With the childhood obesity rates creating demand for healthier foods in schools, more attention is being placed on the culinary skills of those charged with preparing it. What good are fresh local produce and grass-fed beef, for example, if the lunchroom employees only know how to make canned vegetables and frozen fish sticks?
“It’s more work to cook from scratch, no doubt,” said Dawn Cordova, a longtime school cafeteria worker attending Denver public schools’ first “scratch cooking” training this summer.
Miss Cordova and about 40 other Denver lunch ladies spent three weeks mastering knife skills, baking and chopping fruits and vegetables for some of the school district’s first salad bars.
Denver is among countless school systems in at least 24 states working to revive proper cooking techniques in its food service staff.
The city issued its 600 or so cafeteria employees white chefs’ coats and hats and plans to have all its kitchen staff trained in basic knife skills within three years. Well-known area chefs visit for primers on food safety, chopping technique and making healthy food more appetizing to young diners. (Hint: Kids prefer vegetables cut into funky shapes, not boring carrot sticks).
It’s serious work. School cafeterias are the front line in an effort to reduce childhood obesity as public health officials warn that nearly a third of American children and teens are now considered obese or overweight. First lady Michelle Obama started a “Chefs Move to Schools” program in June to highlight the need for better cooks in schools, and she is urging Congress to pass legislation that calls for higher nutritional standards for school meals.
The child nutrition bill would require more fruits, vegetables and whole grains, and less fat and salt in school lunches and breakfasts, Mrs. Obama wrote in an essay in Monday’s edition of The Washington Post.
For lunch ladies seeking new skills, “boot camps” are booming from California to New York.
“Demand is so high we can barely keep up with it,” said Kate Adamick, a school-food consultant from New York City who started “Cook For America” lunch lady boot camps four years ago. Her business is so swamped with requests that she’s having a hard time even training new trainers to perform school-food cooking seminars.
More culinary schools are looking beyond hotels and fine restaurants to send their students, and professors, to K-12 cafeterias as well.

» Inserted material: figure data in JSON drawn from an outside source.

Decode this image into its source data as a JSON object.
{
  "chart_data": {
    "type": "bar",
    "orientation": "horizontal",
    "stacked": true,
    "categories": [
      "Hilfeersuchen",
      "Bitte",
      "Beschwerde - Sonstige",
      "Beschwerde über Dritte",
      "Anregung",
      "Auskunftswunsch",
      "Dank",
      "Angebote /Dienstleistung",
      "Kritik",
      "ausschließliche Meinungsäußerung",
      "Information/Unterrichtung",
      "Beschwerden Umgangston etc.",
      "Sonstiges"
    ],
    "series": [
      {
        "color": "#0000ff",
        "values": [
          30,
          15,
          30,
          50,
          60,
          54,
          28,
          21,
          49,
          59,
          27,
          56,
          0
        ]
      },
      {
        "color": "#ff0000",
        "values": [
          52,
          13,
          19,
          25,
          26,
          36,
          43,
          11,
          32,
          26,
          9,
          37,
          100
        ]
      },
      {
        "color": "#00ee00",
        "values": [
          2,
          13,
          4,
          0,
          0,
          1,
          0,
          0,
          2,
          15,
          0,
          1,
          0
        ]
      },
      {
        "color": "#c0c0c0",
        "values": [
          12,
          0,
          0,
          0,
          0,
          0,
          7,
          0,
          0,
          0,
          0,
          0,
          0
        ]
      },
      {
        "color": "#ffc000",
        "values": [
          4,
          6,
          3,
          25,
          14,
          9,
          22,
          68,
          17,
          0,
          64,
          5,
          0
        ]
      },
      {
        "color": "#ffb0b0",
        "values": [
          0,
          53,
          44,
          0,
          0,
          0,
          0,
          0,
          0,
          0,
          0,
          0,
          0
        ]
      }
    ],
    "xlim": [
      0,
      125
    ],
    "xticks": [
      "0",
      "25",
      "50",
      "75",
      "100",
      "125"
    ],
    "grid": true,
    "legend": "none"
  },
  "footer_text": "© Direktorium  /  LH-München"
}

“You have some great cooks in school cafeterias, but just like a chef at any restaurant, you get in a rut of doing the same thing every day because it’s convenient and it works. You think, ‘We’ll just make chicken nuggets again because it’s easy and they’ll eat it,’” said Michael McGreal, head of the culinary arts program at Joliet Junior College in Joliet, Ill.
Mr. McGreal works as a mentor to the food-service department at Chicago public schools, sharing menu tips and ideas for getting more fresh food on school trays. Lunch ladies, he said, are eager to cook healthier once they learn how to do it.
“It’s not any kind of crazy skill needed. They can turn around and do it tomorrow if we teach them,” he said.
Time is a big concern for lunch ladies charged with feeding balanced meals to hundreds of picky kids in as little as 20 minutes. The frenzied pace is blamed for the lunch-line horrors everyone remembers. Soggy vegetables. Canned-fruit medleys. Rubbery pizza languishing under a hot lamp.